I’m also sad (and this is probably what started this whole shitty mood) because I went to visit my Mum last weekend and found that I couldn’t even look her in the eye for long. As I have been unpacking my emotional baggage on here and going through the emotions sober and feeling every moment, as much as I love my family it has resurfaced a lot of pain that is built around them.
Fuck, fuck, fuckity, fuck – sorry not sorry I had to let that out.
One thing that has scared me on this sober journey is the realization of just how close I came to ending it all and how many times I came close. This has been while I was drinking and also during my sober periods including this one. But now I have reached a point where something is different. The image above really does seem appropriate for where I am at right now. I have a blank canvas ahead of me and the rest of my journey is up to me. What gets written in my journal is pretty much there for the picking.

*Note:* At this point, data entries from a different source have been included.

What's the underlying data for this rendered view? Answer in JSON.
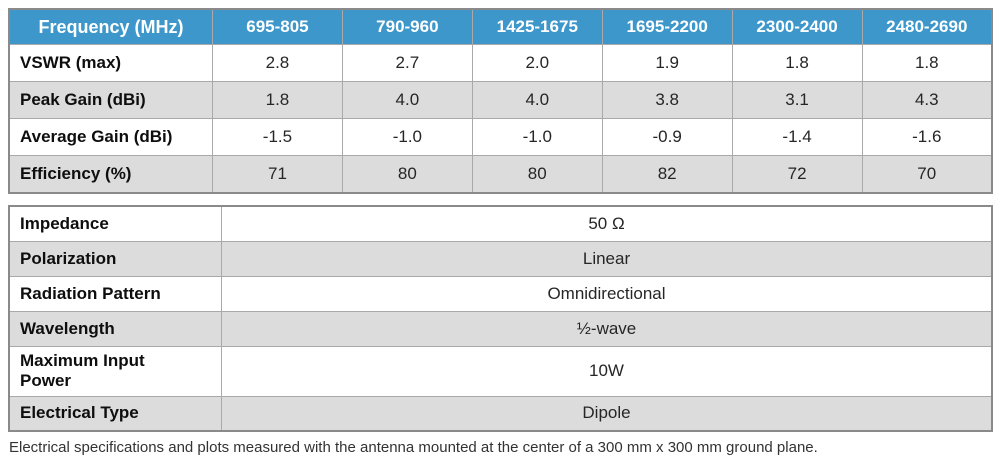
{
  "electrical_table": {
    "header": {
      "label": "Frequency (MHz)",
      "columns": [
        "695-805",
        "790-960",
        "1425-1675",
        "1695-2200",
        "2300-2400",
        "2480-2690"
      ]
    },
    "rows": [
      {
        "label": "VSWR (max)",
        "values": [
          "2.8",
          "2.7",
          "2.0",
          "1.9",
          "1.8",
          "1.8"
        ]
      },
      {
        "label": "Peak Gain (dBi)",
        "values": [
          "1.8",
          "4.0",
          "4.0",
          "3.8",
          "3.1",
          "4.3"
        ]
      },
      {
        "label": "Average Gain (dBi)",
        "values": [
          "-1.5",
          "-1.0",
          "-1.0",
          "-0.9",
          "-1.4",
          "-1.6"
        ]
      },
      {
        "label": "Efficiency (%)",
        "values": [
          "71",
          "80",
          "80",
          "82",
          "72",
          "70"
        ]
      }
    ]
  },
  "properties_table": {
    "rows": [
      {
        "label": "Impedance",
        "value": "50 Ω"
      },
      {
        "label": "Polarization",
        "value": "Linear"
      },
      {
        "label": "Radiation Pattern",
        "value": "Omnidirectional"
      },
      {
        "label": "Wavelength",
        "value": "½-wave"
      },
      {
        "label": "Maximum Input Power",
        "value": "10W"
      },
      {
        "label": "Electrical Type",
        "value": "Dipole"
      }
    ]
  },
  "footnote": "Electrical specifications and plots measured with the antenna mounted at the center of a 300 mm x 300 mm ground plane.",
  "colors": {
    "header_blue": "#3d97cb",
    "row_alt_gray": "#dcdcdc",
    "border_outer": "#8a8a8a",
    "border_inner": "#a9a9a9"
  }
}
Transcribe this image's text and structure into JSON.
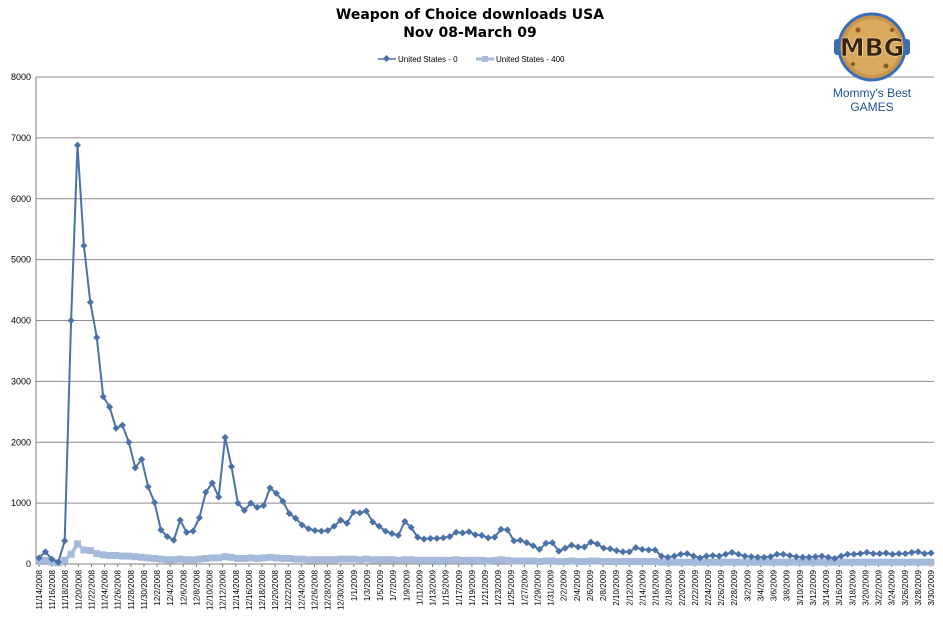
{
  "chart_data": {
    "type": "line",
    "title": "Weapon of Choice downloads USA",
    "subtitle": "Nov 08-March 09",
    "xlabel": "",
    "ylabel": "",
    "ylim": [
      0,
      8000
    ],
    "ytick_step": 1000,
    "grid": true,
    "legend_position": "top-center",
    "x_start_label": "11/14/2008",
    "x_tick_labels": [
      "11/14/2008",
      "11/16/2008",
      "11/18/2008",
      "11/20/2008",
      "11/22/2008",
      "11/24/2008",
      "11/26/2008",
      "11/28/2008",
      "11/30/2008",
      "12/2/2008",
      "12/4/2008",
      "12/6/2008",
      "12/8/2008",
      "12/10/2008",
      "12/12/2008",
      "12/14/2008",
      "12/16/2008",
      "12/18/2008",
      "12/20/2008",
      "12/22/2008",
      "12/24/2008",
      "12/26/2008",
      "12/28/2008",
      "12/30/2008",
      "1/1/2009",
      "1/3/2009",
      "1/5/2009",
      "1/7/2009",
      "1/9/2009",
      "1/11/2009",
      "1/13/2009",
      "1/15/2009",
      "1/17/2009",
      "1/19/2009",
      "1/21/2009",
      "1/23/2009",
      "1/25/2009",
      "1/27/2009",
      "1/29/2009",
      "1/31/2009",
      "2/2/2009",
      "2/4/2009",
      "2/6/2009",
      "2/8/2009",
      "2/10/2009",
      "2/12/2009",
      "2/14/2009",
      "2/16/2009",
      "2/18/2009",
      "2/20/2009",
      "2/22/2009",
      "2/24/2009",
      "2/26/2009",
      "2/28/2009",
      "3/2/2009",
      "3/4/2009",
      "3/6/2009",
      "3/8/2009",
      "3/10/2009",
      "3/12/2009",
      "3/14/2009",
      "3/16/2009",
      "3/18/2009",
      "3/20/2009",
      "3/22/2009",
      "3/24/2009",
      "3/26/2009",
      "3/28/2009",
      "3/30/2009"
    ],
    "series": [
      {
        "name": "United States - 0",
        "color": "#4a72a8",
        "marker": "diamond",
        "values": [
          100,
          200,
          80,
          30,
          380,
          4000,
          6880,
          5230,
          4300,
          3720,
          2750,
          2580,
          2230,
          2280,
          2000,
          1580,
          1720,
          1270,
          1010,
          560,
          450,
          390,
          720,
          520,
          540,
          760,
          1180,
          1330,
          1100,
          2080,
          1600,
          1000,
          880,
          1000,
          930,
          960,
          1250,
          1160,
          1030,
          830,
          750,
          640,
          580,
          550,
          540,
          550,
          620,
          720,
          670,
          850,
          840,
          870,
          690,
          620,
          540,
          500,
          470,
          700,
          600,
          440,
          410,
          420,
          420,
          430,
          450,
          520,
          510,
          530,
          480,
          470,
          430,
          440,
          570,
          560,
          380,
          390,
          350,
          300,
          240,
          340,
          350,
          210,
          260,
          310,
          280,
          280,
          360,
          330,
          260,
          250,
          220,
          200,
          200,
          270,
          240,
          230,
          230,
          130,
          110,
          130,
          160,
          170,
          130,
          100,
          130,
          140,
          130,
          160,
          190,
          160,
          130,
          120,
          110,
          110,
          120,
          160,
          160,
          140,
          120,
          110,
          110,
          120,
          130,
          110,
          90,
          130,
          160,
          160,
          170,
          190,
          170,
          170,
          180,
          160,
          170,
          170,
          190,
          200,
          170,
          180
        ]
      },
      {
        "name": "United States - 400",
        "color": "#a5b9db",
        "marker": "square",
        "values": [
          40,
          60,
          30,
          20,
          60,
          160,
          330,
          230,
          220,
          170,
          150,
          140,
          140,
          130,
          130,
          120,
          110,
          100,
          90,
          80,
          70,
          70,
          80,
          70,
          70,
          80,
          90,
          100,
          100,
          120,
          110,
          90,
          90,
          100,
          90,
          100,
          110,
          100,
          90,
          90,
          80,
          80,
          70,
          70,
          70,
          70,
          70,
          80,
          80,
          80,
          70,
          80,
          70,
          70,
          70,
          70,
          60,
          70,
          70,
          60,
          60,
          60,
          60,
          60,
          60,
          70,
          60,
          60,
          60,
          60,
          50,
          60,
          70,
          60,
          50,
          50,
          50,
          50,
          40,
          50,
          50,
          40,
          40,
          50,
          40,
          40,
          50,
          50,
          40,
          40,
          40,
          40,
          40,
          40,
          40,
          40,
          40,
          30,
          30,
          30,
          30,
          30,
          30,
          30,
          30,
          30,
          30,
          30,
          30,
          30,
          30,
          30,
          30,
          30,
          30,
          30,
          30,
          30,
          30,
          30,
          30,
          30,
          30,
          30,
          30,
          30,
          30,
          30,
          30,
          30,
          30,
          30,
          30,
          30,
          30,
          30,
          30,
          30,
          30,
          30
        ]
      }
    ]
  },
  "logo": {
    "initials": "MBG",
    "line1": "Mommy's Best",
    "line2": "GAMES"
  }
}
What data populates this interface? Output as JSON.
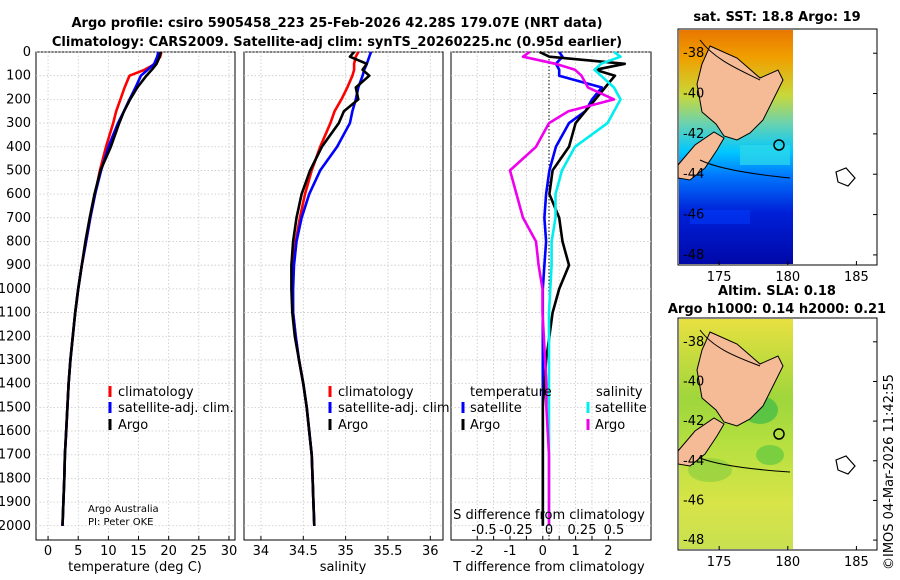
{
  "header": {
    "line1": "Argo profile: csiro 5905458_223 25-Feb-2026 42.28S 179.07E (NRT data)",
    "line2": "Climatology: CARS2009. Satellite-adj clim: synTS_20260225.nc (0.95d earlier)"
  },
  "credit": {
    "line1": "Argo Australia",
    "line2": "PI: Peter OKE"
  },
  "stamp": "©IMOS 04-Mar-2026 11:42:55",
  "colors": {
    "climatology": "#ff0000",
    "satellite": "#0000ff",
    "argo": "#000000",
    "sat_t": "#00eeee",
    "clim_s": "#ee00ee",
    "land": "#f4bb96"
  },
  "depth_axis": {
    "ylim": [
      0,
      2060
    ],
    "ticks": [
      0,
      100,
      200,
      300,
      400,
      500,
      600,
      700,
      800,
      900,
      1000,
      1100,
      1200,
      1300,
      1400,
      1500,
      1600,
      1700,
      1800,
      1900,
      2000
    ]
  },
  "chart_data": [
    {
      "type": "line",
      "name": "temperature",
      "xlabel": "temperature (deg C)",
      "xlim": [
        -2,
        31
      ],
      "xticks": [
        0,
        5,
        10,
        15,
        20,
        25,
        30
      ],
      "legend": [
        "climatology",
        "satellite-adj. clim.",
        "Argo"
      ],
      "depth": [
        0,
        20,
        50,
        75,
        100,
        150,
        200,
        250,
        300,
        400,
        500,
        600,
        700,
        800,
        900,
        1000,
        1100,
        1200,
        1300,
        1400,
        1500,
        1600,
        1700,
        1800,
        1900,
        2000
      ],
      "series": [
        {
          "name": "climatology",
          "values": [
            18.8,
            18.6,
            17.8,
            16,
            13.5,
            12.7,
            12.0,
            11.3,
            10.8,
            9.6,
            8.6,
            7.8,
            7.0,
            6.3,
            5.6,
            5.0,
            4.5,
            4.1,
            3.7,
            3.4,
            3.2,
            3.0,
            2.8,
            2.7,
            2.55,
            2.4
          ]
        },
        {
          "name": "satellite-adj. clim.",
          "values": [
            18.3,
            18.1,
            17.6,
            16.5,
            15.4,
            14.5,
            13.5,
            12.6,
            11.6,
            10.0,
            8.8,
            7.8,
            7.0,
            6.3,
            5.6,
            5.0,
            4.5,
            4.1,
            3.7,
            3.4,
            3.2,
            3.0,
            2.8,
            2.7,
            2.55,
            2.4
          ]
        },
        {
          "name": "Argo",
          "values": [
            18.7,
            18.5,
            18.0,
            17.2,
            16.3,
            14.8,
            13.6,
            12.6,
            11.8,
            10.4,
            8.7,
            7.7,
            6.9,
            6.2,
            5.6,
            5.0,
            4.5,
            4.1,
            3.7,
            3.4,
            3.2,
            3.0,
            2.8,
            2.7,
            2.55,
            2.4
          ]
        }
      ]
    },
    {
      "type": "line",
      "name": "salinity",
      "xlabel": "salinity",
      "xlim": [
        33.8,
        36.15
      ],
      "xticks": [
        34,
        34.5,
        35,
        35.5,
        36
      ],
      "legend": [
        "climatology",
        "satellite-adj. clim.",
        "Argo"
      ],
      "depth": [
        0,
        20,
        50,
        75,
        100,
        150,
        200,
        250,
        300,
        400,
        500,
        600,
        700,
        800,
        900,
        1000,
        1100,
        1200,
        1300,
        1400,
        1500,
        1600,
        1700,
        1800,
        1900,
        2000
      ],
      "series": [
        {
          "name": "climatology",
          "values": [
            35.15,
            35.12,
            35.1,
            35.1,
            35.08,
            35.02,
            34.95,
            34.87,
            34.82,
            34.7,
            34.6,
            34.52,
            34.46,
            34.41,
            34.38,
            34.37,
            34.38,
            34.41,
            34.45,
            34.5,
            34.54,
            34.57,
            34.6,
            34.61,
            34.62,
            34.63
          ]
        },
        {
          "name": "satellite-adj. clim.",
          "values": [
            35.3,
            35.28,
            35.25,
            35.22,
            35.2,
            35.15,
            35.12,
            35.08,
            35.05,
            34.9,
            34.7,
            34.57,
            34.48,
            34.42,
            34.39,
            34.38,
            34.38,
            34.41,
            34.45,
            34.5,
            34.54,
            34.57,
            34.6,
            34.61,
            34.62,
            34.63
          ]
        },
        {
          "name": "Argo",
          "values": [
            35.1,
            35.05,
            35.25,
            35.2,
            35.28,
            35.12,
            35.15,
            34.98,
            34.92,
            34.72,
            34.58,
            34.48,
            34.42,
            34.38,
            34.36,
            34.36,
            34.37,
            34.4,
            34.45,
            34.5,
            34.54,
            34.57,
            34.6,
            34.61,
            34.62,
            34.63
          ]
        }
      ]
    },
    {
      "type": "line",
      "name": "difference",
      "xlabel": "T difference from climatology",
      "xlim": [
        -2.8,
        3.3
      ],
      "xticks": [
        -2,
        -1.5,
        -1,
        -0.5,
        0,
        0.5,
        1,
        1.5,
        2
      ],
      "xtick_labels": [
        "-2",
        "",
        "-1",
        "",
        "0",
        "",
        "1",
        "",
        "2"
      ],
      "s_label": "S difference from climatology",
      "s_ticks": [
        "-0.5",
        "-0.25",
        "0",
        "0.25",
        "0.5"
      ],
      "legend_headers": [
        "temperature",
        "salinity"
      ],
      "legend": [
        "satellite",
        "Argo",
        "satellite",
        "Argo"
      ],
      "depth": [
        0,
        20,
        50,
        75,
        100,
        150,
        200,
        250,
        300,
        400,
        500,
        600,
        700,
        800,
        900,
        1000,
        1100,
        1200,
        1300,
        1400,
        1500,
        1600,
        1700,
        1800,
        1900,
        2000
      ],
      "series": [
        {
          "name": "T satellite",
          "values": [
            0.5,
            0.6,
            0.4,
            0.5,
            0.5,
            1.8,
            1.5,
            1.3,
            0.8,
            0.4,
            0.2,
            0.1,
            0.05,
            0.1,
            0.05,
            0,
            0,
            0,
            0,
            0,
            0,
            0,
            0,
            0,
            0,
            0
          ]
        },
        {
          "name": "T Argo",
          "values": [
            -0.1,
            0.2,
            2.5,
            1.6,
            2.2,
            1.9,
            1.6,
            1.3,
            1.0,
            0.8,
            0.3,
            0.2,
            0.5,
            0.6,
            0.8,
            0.5,
            0.3,
            0.2,
            0.1,
            0.05,
            0,
            0,
            0,
            0,
            0,
            0
          ]
        },
        {
          "name": "S satellite",
          "values": [
            0.5,
            0.55,
            0.4,
            0.35,
            0.4,
            0.5,
            0.55,
            0.5,
            0.45,
            0.2,
            0.1,
            0.05,
            0.05,
            0.02,
            0.02,
            0.01,
            0,
            0,
            0,
            0,
            0,
            0,
            0,
            0,
            0,
            0
          ]
        },
        {
          "name": "S Argo",
          "values": [
            -0.15,
            -0.2,
            0.05,
            0.2,
            0.25,
            0.3,
            0.5,
            0.15,
            0.0,
            -0.1,
            -0.3,
            -0.25,
            -0.2,
            -0.1,
            -0.08,
            -0.05,
            -0.05,
            -0.04,
            -0.03,
            -0.02,
            -0.02,
            -0.01,
            0,
            0,
            0,
            0
          ]
        }
      ]
    },
    {
      "type": "heatmap",
      "name": "sst_map",
      "title": "sat. SST: 18.8 Argo: 19",
      "xlim": [
        172,
        186.5
      ],
      "ylim": [
        -48.5,
        -36.8
      ],
      "xticks": [
        175,
        180,
        185
      ],
      "yticks": [
        -38,
        -40,
        -42,
        -44,
        -46,
        -48
      ]
    },
    {
      "type": "heatmap",
      "name": "sla_map",
      "title1": "Altim. SLA: 0.18",
      "title2": "Argo h1000: 0.14 h2000: 0.21",
      "xlim": [
        172,
        186.5
      ],
      "ylim": [
        -48.5,
        -36.8
      ],
      "xticks": [
        175,
        180,
        185
      ],
      "yticks": [
        -38,
        -40,
        -42,
        -44,
        -46,
        -48
      ]
    }
  ]
}
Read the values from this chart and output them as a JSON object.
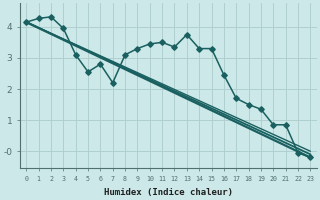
{
  "xlabel": "Humidex (Indice chaleur)",
  "bg_color": "#cce8e8",
  "grid_color": "#b0d0d0",
  "line_color": "#1a6060",
  "xlim": [
    -0.5,
    23.5
  ],
  "ylim": [
    -0.55,
    4.75
  ],
  "xticks": [
    0,
    1,
    2,
    3,
    4,
    5,
    6,
    7,
    8,
    9,
    10,
    11,
    12,
    13,
    14,
    15,
    16,
    17,
    18,
    19,
    20,
    21,
    22,
    23
  ],
  "yticks": [
    0,
    1,
    2,
    3,
    4
  ],
  "ytick_labels": [
    "-0",
    "1",
    "2",
    "3",
    "4"
  ],
  "jagged": {
    "x": [
      0,
      1,
      2,
      3,
      4,
      5,
      6,
      7,
      8,
      9,
      10,
      11,
      12,
      13,
      14,
      15,
      16,
      17,
      18,
      19,
      20,
      21,
      22,
      23
    ],
    "y": [
      4.15,
      4.27,
      4.32,
      3.95,
      3.1,
      2.55,
      2.8,
      2.2,
      3.1,
      3.3,
      3.45,
      3.5,
      3.35,
      3.75,
      3.3,
      3.3,
      2.45,
      1.7,
      1.5,
      1.35,
      0.85,
      0.85,
      -0.05,
      -0.2
    ]
  },
  "straight_lines": [
    {
      "x": [
        0,
        23
      ],
      "y": [
        4.15,
        -0.2
      ],
      "lw": 1.6
    },
    {
      "x": [
        0,
        23
      ],
      "y": [
        4.15,
        -0.1
      ],
      "lw": 1.3
    },
    {
      "x": [
        0,
        23
      ],
      "y": [
        4.15,
        0.0
      ],
      "lw": 1.0
    }
  ]
}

After reading a post on my good friends blog anna12hours here is the link to the post – https://wordpress.com/read/feeds/78621074/posts/2001850508 and the thing that it helped made me realize was just how much in denial that I was coping while being an alcoholic. I was a functioning guzzler (hence the name) I held down a job full time, got promoted to Management and then transferred to a city position in a bigger role in Management. To me I thought that was coping but inside I was dying and slowly killing myself. I was living in a haze, probably a really booze fumed haze, I wasn’t really living at all. I was so fucken numb, I was portraying to everyone that I was moving on from a broken relationship but inside I wasn’t dealing with jack shit. Now as much as it is hurting I am feeling, dealing and freeing myself. And I am doing this stone cold sober, raw, real and without any numbing. This is something I feel good about, I no longer see the point of ‘living’ a lie and bullshit if I can’t live it real what is the point. There are still parts I’m not ready to bring out or in order to protect others but what I have brought out was hard but worth it.
If by sharing all of this I can help people along the way and by telling my story they feel less alone then that is the silver lining.
Listen even in the silence the chances are I will be telling you something.